The trickiest part is defining embedding features. In this case, each embedding feature has two pieces of information: the embedding vector itself contained in the "image_vector" column and the link to the image contained in the "url" column.

Define a schema for your training data.

In [None]:
train_schema = px.Schema(
    timestamp_column_name="prediction_ts",
    prediction_label_column_name="predicted_action",
    actual_label_column_name="actual_action",
    embedding_feature_column_names={
        "image_embedding": px.EmbeddingColumnNames(
            vector_column_name="image_vector",
            link_to_data_column_name="url",
        ),
    },
)

The schema for your production data is the same, except it does not have an actual label column.

In [None]:
prod_schema = replace(train_schema, actual_label_column_name=None)

### b) Define Your Datasets
Next, define your primary and reference datasets. In this case, your reference dataset contains training data and your primary dataset contains production data.

In [None]:
prod_ds = px.Dataset(prod_df, prod_schema)
train_ds = px.Dataset(train_df, train_schema)

### c) Create a Phoenix Session

In [None]:
session = px.launch_app(prod_ds, train_ds)

### d) Launch the Phoenix UI

You can open Phoenix by copying and pasting the output of `session.url` into a new browser tab.

In [None]:
session.url

Alternatively, you can open the Phoenix UI in your notebook with

In [None]:
session.view()

## 4. Find and Export Problematic Clusters

### Steps

1. Click on "image_embedding" in the "Embeddings" section.
1. In the Euclidean distance graph at the top of the page, select a point on the graph where the Euclidean distance is high.
1. Click on the top cluster in the panel on the left.
1. Use the panel at the bottom to examine the data points in this cluster.
1. Click on the "Export" button to save your cluster.

### Questions:

1. What does the Euclidean distance graph measure?
1. What do the points in the point cloud represent?
1. What do you notice about the cluster you selected?
1. What's gone wrong with your model in production?

### Answers

1. This graph measures the drift of your production data relative to your training data over time.
1. Each point in the point cloud corresponds to an image. Phoenix has taken the high-dimensional embeddings in your original DataFrame and has reduced the dimensionality so that you can view them in lower dimensions.
1. It consists almost entirely of production data, meaning that your model is seeing data in production the likes of which it never saw during training.
1. Your model was trained crisp and high-resolution images. In production, your model is encountering blurry and noisy images that it cannot correctly classify.

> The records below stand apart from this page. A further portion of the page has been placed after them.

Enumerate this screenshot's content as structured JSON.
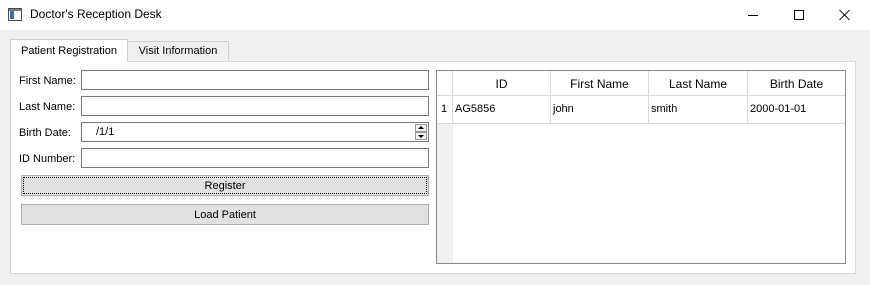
{
  "window": {
    "title": "Doctor's Reception Desk",
    "icon": "app-window-icon",
    "controls": [
      "minimize-icon",
      "maximize-icon",
      "close-icon"
    ]
  },
  "tabs": [
    {
      "label": "Patient Registration",
      "active": true
    },
    {
      "label": "Visit Information",
      "active": false
    }
  ],
  "form": {
    "first_name_label": "First Name:",
    "first_name_value": "",
    "last_name_label": "Last Name:",
    "last_name_value": "",
    "birth_date_label": "Birth Date:",
    "birth_date_value": "/1/1",
    "id_number_label": "ID Number:",
    "id_number_value": ""
  },
  "buttons": {
    "register": "Register",
    "load_patient": "Load Patient"
  },
  "table": {
    "columns": [
      "ID",
      "First Name",
      "Last Name",
      "Birth Date"
    ],
    "rows": [
      {
        "row_number": "1",
        "cells": [
          "AG5856",
          "john",
          "smith",
          "2000-01-01"
        ]
      }
    ]
  }
}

## 5. Load and View Exported Data

View your exported files.

In [None]:
session.exports

Load your most recent exported data back into a DataFrame.

In [None]:
export_df = session.exports[0].dataframe
export_df.head()

Display a few examples from your export.

In [None]:
display_examples(export_df.head())

Congrats! You've pinpointed the blurry or noisy images that are hurting your model's performance in production. As an actionable next step, you can label your exported production data and fine-tune your model to improve performance.

## 6. Close the App

When you're done, don't forget to close the app.

In [None]:
px.close_app()